Interrogé par l’agent ministériel sur une éventuelle thématique qui aurait été omise de mentionner, vous prenez le soin d’indiquer, parce que « ça pourrait être utile pour l’Otan ou le gouvernement luxembourgeois » (p.6/9 du rapport d’entretien) que vous disposeriez d’informations confidentielles concernant l’armement nord-coréen, informations que vous auriez déja relayées à des « agents secrets de Corée du Sud et aux Etats-Unis » (p. 6/9 du rapport d’entretien). Autrement, vous indiquez qu’en Corée du Sud, vous auriez également été interviewé par des journalistes sur les droits humains en Corée du Nord en 2020 ou 2021.
À l’appui de votre demande de protection internationale, vous versez votre passeport sud-
coréen délivré le 18 octobre 2023 et valide jusqu’au 18 octobre 2033, une photocopie de votre carte d’identité sud-coréenne et de votre certificat de mariage. […] ».
Le ministre informa ensuite Monsieur … qu’il avait statué sur le bien-fondé de sa demande de protection internationale dans le cadre d’une procédure accélérée en se basant sur les dispositions de l’article 27 (1) a) et c) de la loi du 18 décembre 2015 et que sa demande avait été refusée comme non fondée, tout en lui ordonnant de quitter le territoire dans un délai de 30 jours.
3Par requête déposée au greffe du tribunal administratif le 21 février 2024, Monsieur … a fait introduire un recours tendant à la réformation de la décision du ministre du 2 février 2024 d’opter pour la procédure accélérée, de celle ayant refusé de faire droit à la demande de protection internationale et de l’ordre de quitter le territoire.
Etant donné que l’article 35 (2) de la loi du 18 décembre 2015 prévoit un recours en réformation contre les décisions du ministre de statuer sur le bien-fondé d’une demande de protection internationale dans le cadre d’une procédure accélérée, contre les décisions de refus d’une demande de protection internationale prises dans ce cadre et contre l’ordre de quitter le territoire prononcé dans ce contexte, et attribue compétence au président de chambre ou au juge qui le remplace pour connaître de ce recours, la soussignée est compétente pour connaître du recours en réformation dirigé contre les décisions du ministre du 2 février 2024, telles que déférées, recours qui est encore à déclarer recevable pour avoir été introduit dans les formes et délai de la loi.
A l’appui de son recours, le demandeur expose les faits et rétroactes gisant à la base des décisions déférées, tout en rappelant qu’il aurait acquis la nationalité sud-coréenne en date du 8 novembre 2014. Il expose ensuite qu’il aurait rencontré des problèmes financiers en Corée du Sud. Il avance encore que son épouse, avec laquelle il se serait enfui, aurait fait l’objet de menaces pour s’être exposée dans les médias où elle aurait dénoncé la situation en Corée du Nord. Suite aux révélations de son épouse auprès des autorités sud-coréennes, le frère et la mère de cette dernière auraient été exécutés en Corée du Nord. Les menaces émises à l’égard de son épouse seraient de plus en plus récurrentes, de sorte qu’il craindrait qu’elle fasse l’objet de représailles.
En sus, la fille de son épouse serait atteinte de lupus.

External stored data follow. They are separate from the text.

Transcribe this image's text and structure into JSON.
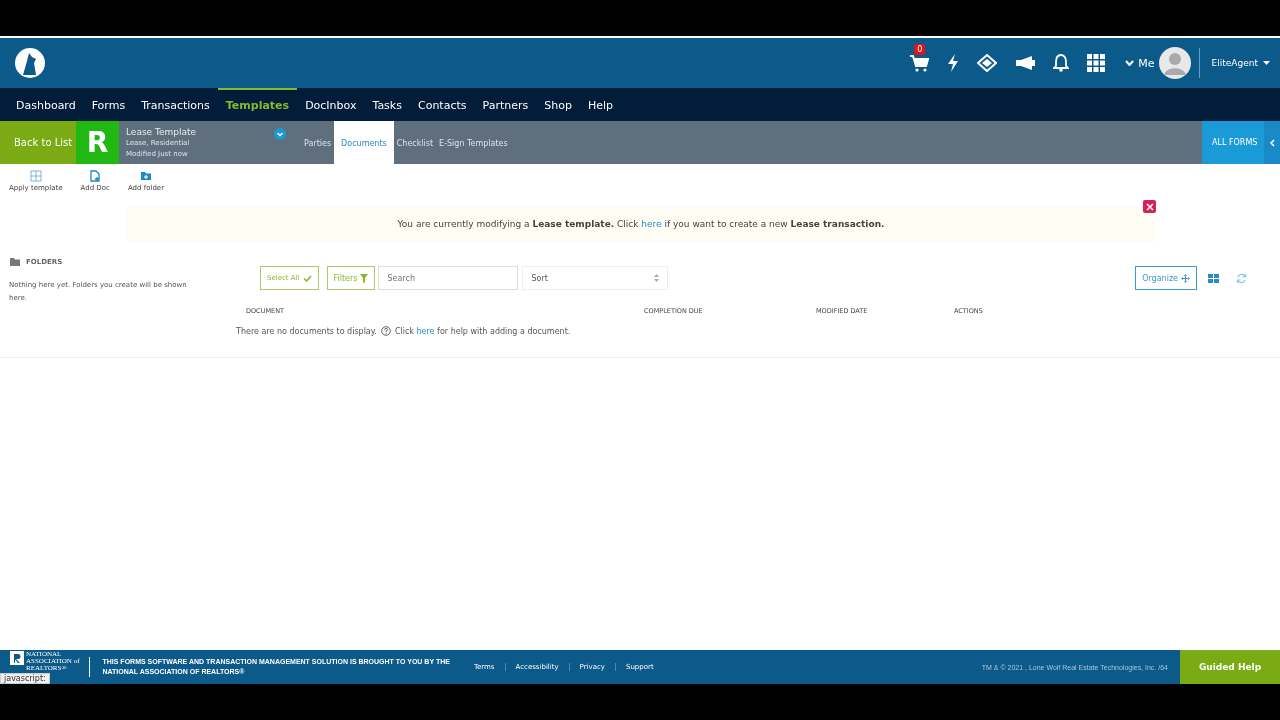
{
  "header": {
    "cart_count": "0",
    "me_label": "Me",
    "user": "EliteAgent"
  },
  "nav": [
    {
      "label": "Dashboard",
      "selected": false
    },
    {
      "label": "Forms",
      "selected": false
    },
    {
      "label": "Transactions",
      "selected": false
    },
    {
      "label": "Templates",
      "selected": true
    },
    {
      "label": "DocInbox",
      "selected": false
    },
    {
      "label": "Tasks",
      "selected": false
    },
    {
      "label": "Contacts",
      "selected": false
    },
    {
      "label": "Partners",
      "selected": false
    },
    {
      "label": "Shop",
      "selected": false
    },
    {
      "label": "Help",
      "selected": false
    }
  ],
  "subbar": {
    "back": "Back to List",
    "badge": "R",
    "title": "Lease Template",
    "lines": [
      "Lease, Residential",
      "Modified Just now"
    ],
    "tabs": [
      {
        "label": "Parties",
        "selected": false
      },
      {
        "label": "Documents",
        "selected": true
      },
      {
        "label": "Checklist",
        "selected": false
      },
      {
        "label": "E-Sign Templates",
        "selected": false
      }
    ],
    "all_forms": "ALL FORMS"
  },
  "toolbar": [
    {
      "label": "Apply template",
      "kind": "grid"
    },
    {
      "label": "Add Doc",
      "kind": "doc"
    },
    {
      "label": "Add folder",
      "kind": "folder"
    }
  ],
  "banner": {
    "before": "You are currently modifying a **Lease template.** Click",
    "link": "here",
    "after": "if you want to create a new **Lease transaction.**"
  },
  "folders": {
    "title": "FOLDERS",
    "empty": "Nothing here yet. Folders you create will be shown here."
  },
  "controls": {
    "select_all": "Select All",
    "filters": "Filters",
    "search_placeholder": "Search",
    "sort": "Sort",
    "organize": "Organize"
  },
  "table": {
    "columns": [
      "DOCUMENT",
      "COMPLETION DUE",
      "MODIFIED DATE",
      "ACTIONS"
    ],
    "empty": {
      "before": "There are no documents to display.",
      "click": "Click",
      "link": "here",
      "after": "for help with adding a document."
    }
  },
  "footer": {
    "logo_lines": [
      "NATIONAL",
      "ASSOCIATION of",
      "REALTORS®"
    ],
    "notice": [
      "THIS FORMS SOFTWARE AND TRANSACTION MANAGEMENT SOLUTION IS BROUGHT TO YOU BY THE",
      "NATIONAL ASSOCIATION OF REALTORS®"
    ],
    "links": [
      "Terms",
      "Accessibility",
      "Privacy",
      "Support"
    ],
    "copyright": "TM & © 2021 , Lone Wolf Real Estate Technologies, Inc. /64",
    "guided_help": "Guided Help"
  },
  "status_text": "javascript:"
}
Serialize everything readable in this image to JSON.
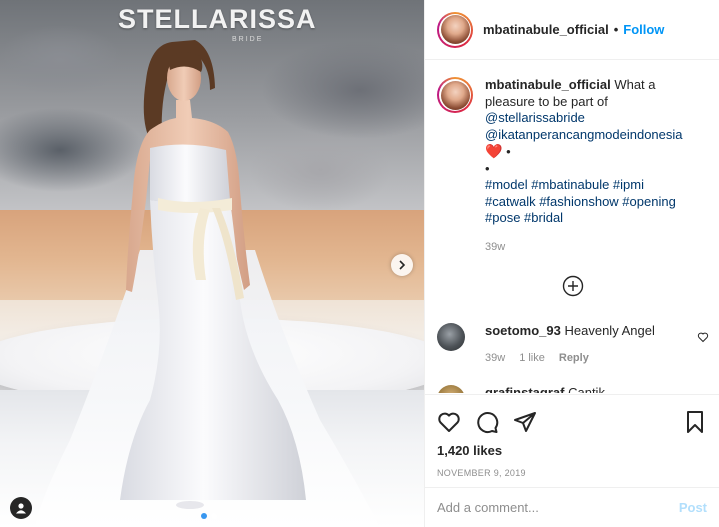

En droit, le demandeur « se rapporte à prudence du tribunal » quant au bien-fondé du traitement de sa demande de protection internationale en procédure accélérée telle que prévue à l’article 27 de la loi du 18 décembre 2015.
En ce qui concerne, ensuite, la décision de refus du ministre de lui octroyer la protection internationale, Monsieur … reproche à ce dernier de ne pas avoir correctement évalué sa situation et de s’être limité à faire état de problèmes d’ordre privé ne justifiant pas une telle protection. Il fait valoir, à ce propos, que le « statut de protection internationale » serait ouvert aux personnes ayant fui leur pays du fait de persécutions physiques ou morales, ou encore du fait de traitements inhumains ou dégradants infligés par une entité étatique ou une entité pouvant s’y apparenter.
Les personnes bénéficiant d’une protection internationale auraient en commun le fait de ne plus avoir de perspective dans leur pays d’origine. Il fait valoir, dans ce contexte, qu’en étant « nord-
coréen », il ferait l’objet de stigmatisations dans la société sud-coréenne. En effet, de nombreux transfuges relateraient être victimes de discrimination en République de Corée, et ce principalement en raison de leur origine, de leur « statut d’emploi non régulier » et de leur situation économique.
Le demandeur se prévaut encore d’une interprétation erronée des faits par le ministre, qui, en estimant que ses motifs seraient d’ordre économique, sinon « de pure convenance personnelle d’ordre médicale », aurait conclu à une absence de risque de persécutions pour un des motifs tirés de l’article 1er A (2) de la Convention de Genève du 28 juillet 1951 relative au statut des réfugiés, ci-après désignée par « la Convention de Genève ». A cette fin, il se serait basé sur un examen superficiel et insuffisant des faits, alors qu’en réalité, ses problèmes proviendraient du fait que son épouse serait « nord-coréenne » et aurait révélé des secrets « du système du camp d’entraînement militaire de la Corée du Nord ». La coopération de son épouse avec les autorités 4sud-coréennes, respectivement le service national de renseignement ainsi que ses apparitions dans la presse seraient à l’origine des mesures de représailles dont elle serait victime.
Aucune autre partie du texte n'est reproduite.